A combination regimen comprising all-trans retinoic acid (ATRA) plus low-dose rituximab was associated with an 80% overall response rate and a 61% sustained response rate in patients with corticosteroid-resistant or relapsed primary immune thrombocytopenia (ITP). These results, published in Blood, suggest the combination could offer a promising management approach for this challenging patient population.
Given that rituximab and ATRA have different mechanisms as they relate to ITP treatment, a combination of the therapies “may work synergistically based on a ‘double-hit’ mechanism targeting both platelet production and destruction, which may overcome the long time to response and improve the rate of sustained response with low-dose rituximab,” wrote lead author Ye-Jun Wu, MD, of Peking University People’s Hospital in Beijing, China, and colleagues.
In their open-label, multicenter study, the researchers sought to gauge the efficacy and safety of the ATRA and low-dose rituximab combination versus low-dose rituximab alone in 168 patients with corticosteroid-resistant or relapsed ITP. Patients across seven tertiary medical centers in China were randomly assigned to either the ATRA plus low-dose rituximab combination (n=112) or low-dose rituximab monotherapy (n=56).

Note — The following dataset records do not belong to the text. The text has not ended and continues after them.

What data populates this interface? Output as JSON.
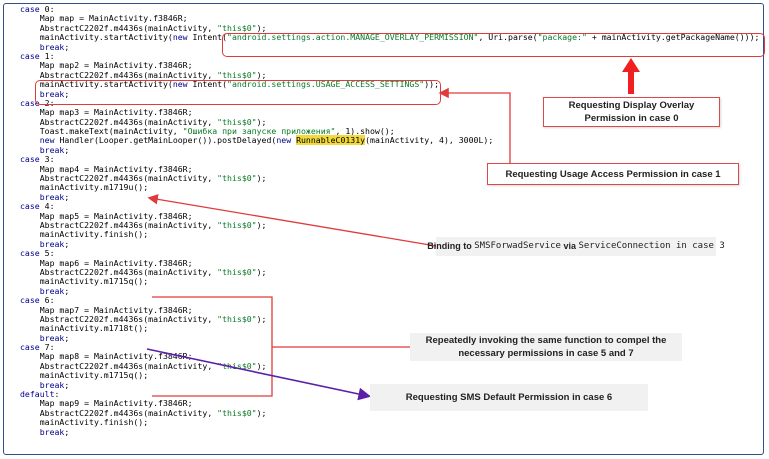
{
  "code_lines": [
    [
      {
        "t": "case",
        "c": "kw"
      },
      {
        "t": " 0:"
      }
    ],
    [
      {
        "t": "    Map map = MainActivity.f3846R;"
      }
    ],
    [
      {
        "t": "    AbstractC2202f.m4436s(mainActivity, "
      },
      {
        "t": "\"this$0\"",
        "c": "str"
      },
      {
        "t": ");"
      }
    ],
    [
      {
        "t": "    mainActivity.startActivity("
      },
      {
        "t": "new",
        "c": "kw"
      },
      {
        "t": " Intent("
      },
      {
        "t": "\"android.settings.action.MANAGE_OVERLAY_PERMISSION\"",
        "c": "str"
      },
      {
        "t": ", Uri.parse("
      },
      {
        "t": "\"package:\"",
        "c": "str"
      },
      {
        "t": " + mainActivity.getPackageName()));"
      }
    ],
    [
      {
        "t": "    "
      },
      {
        "t": "break",
        "c": "kw"
      },
      {
        "t": ";"
      }
    ],
    [
      {
        "t": "case",
        "c": "kw"
      },
      {
        "t": " 1:"
      }
    ],
    [
      {
        "t": "    Map map2 = MainActivity.f3846R;"
      }
    ],
    [
      {
        "t": "    AbstractC2202f.m4436s(mainActivity, "
      },
      {
        "t": "\"this$0\"",
        "c": "str"
      },
      {
        "t": ");"
      }
    ],
    [
      {
        "t": "    mainActivity.startActivity("
      },
      {
        "t": "new",
        "c": "kw"
      },
      {
        "t": " Intent("
      },
      {
        "t": "\"android.settings.USAGE_ACCESS_SETTINGS\"",
        "c": "str"
      },
      {
        "t": "));"
      }
    ],
    [
      {
        "t": "    "
      },
      {
        "t": "break",
        "c": "kw"
      },
      {
        "t": ";"
      }
    ],
    [
      {
        "t": "case",
        "c": "kw"
      },
      {
        "t": " 2:"
      }
    ],
    [
      {
        "t": "    Map map3 = MainActivity.f3846R;"
      }
    ],
    [
      {
        "t": "    AbstractC2202f.m4436s(mainActivity, "
      },
      {
        "t": "\"this$0\"",
        "c": "str"
      },
      {
        "t": ");"
      }
    ],
    [
      {
        "t": "    Toast.makeText(mainActivity, "
      },
      {
        "t": "\"Ошибка при запуске приложения\"",
        "c": "str"
      },
      {
        "t": ", 1).show();"
      }
    ],
    [
      {
        "t": "    "
      },
      {
        "t": "new",
        "c": "kw"
      },
      {
        "t": " Handler(Looper.getMainLooper()).postDelayed("
      },
      {
        "t": "new",
        "c": "kw"
      },
      {
        "t": " "
      },
      {
        "t": "RunnableC0131y",
        "c": "hl"
      },
      {
        "t": "(mainActivity, 4), 3000L);"
      }
    ],
    [
      {
        "t": "    "
      },
      {
        "t": "break",
        "c": "kw"
      },
      {
        "t": ";"
      }
    ],
    [
      {
        "t": "case",
        "c": "kw"
      },
      {
        "t": " 3:"
      }
    ],
    [
      {
        "t": "    Map map4 = MainActivity.f3846R;"
      }
    ],
    [
      {
        "t": "    AbstractC2202f.m4436s(mainActivity, "
      },
      {
        "t": "\"this$0\"",
        "c": "str"
      },
      {
        "t": ");"
      }
    ],
    [
      {
        "t": "    mainActivity.m1719u();"
      }
    ],
    [
      {
        "t": "    "
      },
      {
        "t": "break",
        "c": "kw"
      },
      {
        "t": ";"
      }
    ],
    [
      {
        "t": "case",
        "c": "kw"
      },
      {
        "t": " 4:"
      }
    ],
    [
      {
        "t": "    Map map5 = MainActivity.f3846R;"
      }
    ],
    [
      {
        "t": "    AbstractC2202f.m4436s(mainActivity, "
      },
      {
        "t": "\"this$0\"",
        "c": "str"
      },
      {
        "t": ");"
      }
    ],
    [
      {
        "t": "    mainActivity.finish();"
      }
    ],
    [
      {
        "t": "    "
      },
      {
        "t": "break",
        "c": "kw"
      },
      {
        "t": ";"
      }
    ],
    [
      {
        "t": "case",
        "c": "kw"
      },
      {
        "t": " 5:"
      }
    ],
    [
      {
        "t": "    Map map6 = MainActivity.f3846R;"
      }
    ],
    [
      {
        "t": "    AbstractC2202f.m4436s(mainActivity, "
      },
      {
        "t": "\"this$0\"",
        "c": "str"
      },
      {
        "t": ");"
      }
    ],
    [
      {
        "t": "    mainActivity.m1715q();"
      }
    ],
    [
      {
        "t": "    "
      },
      {
        "t": "break",
        "c": "kw"
      },
      {
        "t": ";"
      }
    ],
    [
      {
        "t": "case",
        "c": "kw"
      },
      {
        "t": " 6:"
      }
    ],
    [
      {
        "t": "    Map map7 = MainActivity.f3846R;"
      }
    ],
    [
      {
        "t": "    AbstractC2202f.m4436s(mainActivity, "
      },
      {
        "t": "\"this$0\"",
        "c": "str"
      },
      {
        "t": ");"
      }
    ],
    [
      {
        "t": "    mainActivity.m1718t();"
      }
    ],
    [
      {
        "t": "    "
      },
      {
        "t": "break",
        "c": "kw"
      },
      {
        "t": ";"
      }
    ],
    [
      {
        "t": "case",
        "c": "kw"
      },
      {
        "t": " 7:"
      }
    ],
    [
      {
        "t": "    Map map8 = MainActivity.f3846R;"
      }
    ],
    [
      {
        "t": "    AbstractC2202f.m4436s(mainActivity, "
      },
      {
        "t": "\"this$0\"",
        "c": "str"
      },
      {
        "t": ");"
      }
    ],
    [
      {
        "t": "    mainActivity.m1715q();"
      }
    ],
    [
      {
        "t": "    "
      },
      {
        "t": "break",
        "c": "kw"
      },
      {
        "t": ";"
      }
    ],
    [
      {
        "t": "default",
        "c": "kw"
      },
      {
        "t": ":"
      }
    ],
    [
      {
        "t": "    Map map9 = MainActivity.f3846R;"
      }
    ],
    [
      {
        "t": "    AbstractC2202f.m4436s(mainActivity, "
      },
      {
        "t": "\"this$0\"",
        "c": "str"
      },
      {
        "t": ");"
      }
    ],
    [
      {
        "t": "    mainActivity.finish();"
      }
    ],
    [
      {
        "t": "    "
      },
      {
        "t": "break",
        "c": "kw"
      },
      {
        "t": ";"
      }
    ]
  ],
  "callouts": {
    "overlay": "Requesting Display Overlay Permission in case 0",
    "usage": "Requesting Usage Access Permission in case 1",
    "binding_prefix": "Binding to ",
    "binding_service": "SMSForwadService",
    "binding_mid": " via ",
    "binding_conn": "ServiceConnection",
    "binding_suffix": " in case 3",
    "repeat": "Repeatedly invoking the same function to compel the necessary permissions in case 5 and 7",
    "sms_default": "Requesting SMS Default Permission in case 6"
  },
  "colors": {
    "keyword": "#00008b",
    "string": "#0a7a26",
    "highlight": "#f2d93c",
    "annotation_red": "#e03b3b",
    "arrow_purple": "#5b1fa8",
    "frame": "#2f4f86"
  }
}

Rituximab was administered at a fixed 100 mg weekly dose for six weeks. In the combination arm, oral ATRA was administered at a dose of 20 mg/m2 per day for a total of 12 weeks. The combination treatment lasted for 12 weeks, while patients in the monotherapy arm received treatment for six weeks. The investigators made allowances for treatment discontinuation, including patient withdrawals due to severe side effects, loss to follow-up, or other interventions. Treatment was also discontinued for cases in which platelet counts were >300×109/L in two consecutive tests at least two weeks apart, but treatment was then resumed if platelet counts decreased to <150×109/L.
The primary endpoint included overall response (OR), which was defined as a platelet count of ≥30×109/L, and at least a doubling of the platelet count from baseline without other ITP-specific therapy, as well as absence of bleeding for one year after enrolment. Researchers looked for the primary endpoint at any time during the one-year period following enrollment. Assessments were conducted at baseline, weekly during the first month, every two weeks until week 24, and every four weeks thereafter.
Additionally, the investigators examined sustained response, which was defined as a sustained platelet count of >30 x 109/L, an absence of bleeding, and no need for any other ITP-specific therapy for six consecutive months after achieving an overall response during the year after enrollment.
At the time of enrollment, approximately 14% of patients in the combination therapy arm and 18% of patients in the monotherapy arm were on maintenance therapy. The median ages were 46.0 years in the combination arm and 44.5 years in the monotherapy arm, while the median duration from ITP diagnosis was 20.0 and 20.5 months, respectively. There were more males in the combination arm (53%) versus the monotherapy arm (43%).
All patients enrolled in the study had disease that was not controlled by first-line corticosteroid treatment. Each group of patients had received a median of two prior therapies. The median baseline platelet counts were 17.0×109/L and 19.0×109/L in the combination group and in the monotherapy group, respectively.
The OR primary endpoint was reported in a significantly greater proportion of patients assigned to low-dose rituximab plus ATRA compared with those assigned to low-dose rituximab monotherapy (80% vs. 59%, respectively; between-group difference = 0.22; 95% CI 0.07-0.36). In addition, the sustained response was observed in 61% of patients treated with the combination regimen versus 41% of patients treated with low-dose rituximab alone (between-group difference = 0.20; 95% CI 0.04-0.35).
In terms of safety, the most frequently reported adverse events (AEs) in the combination arm included dry skin (40.2%) and headache or dizziness (18.8%). In the monotherapy arm, the most frequently reported AEs included fever (21.4%) and upper respiratory infection (14.3%).
The study protocol did not mandate patients and clinicians be blind to assigned treatments, which the researchers suggest may have affected the results. Despite this limitation, the investigators note that masked experts collected and analyzed all study data to help minimize bias.
The researchers reported no relevant conflicts of interest.
Wu Y, Liu H, Zeng QZ, et al. All-trans retinoic acid plus low-dose rituximab vs low-dose rituximab in corticosteroid-resistant or relapsed ITP [published online ahead of print, 2021 Oct 19]. Blood. doi: 10.1182/blood.2021013393.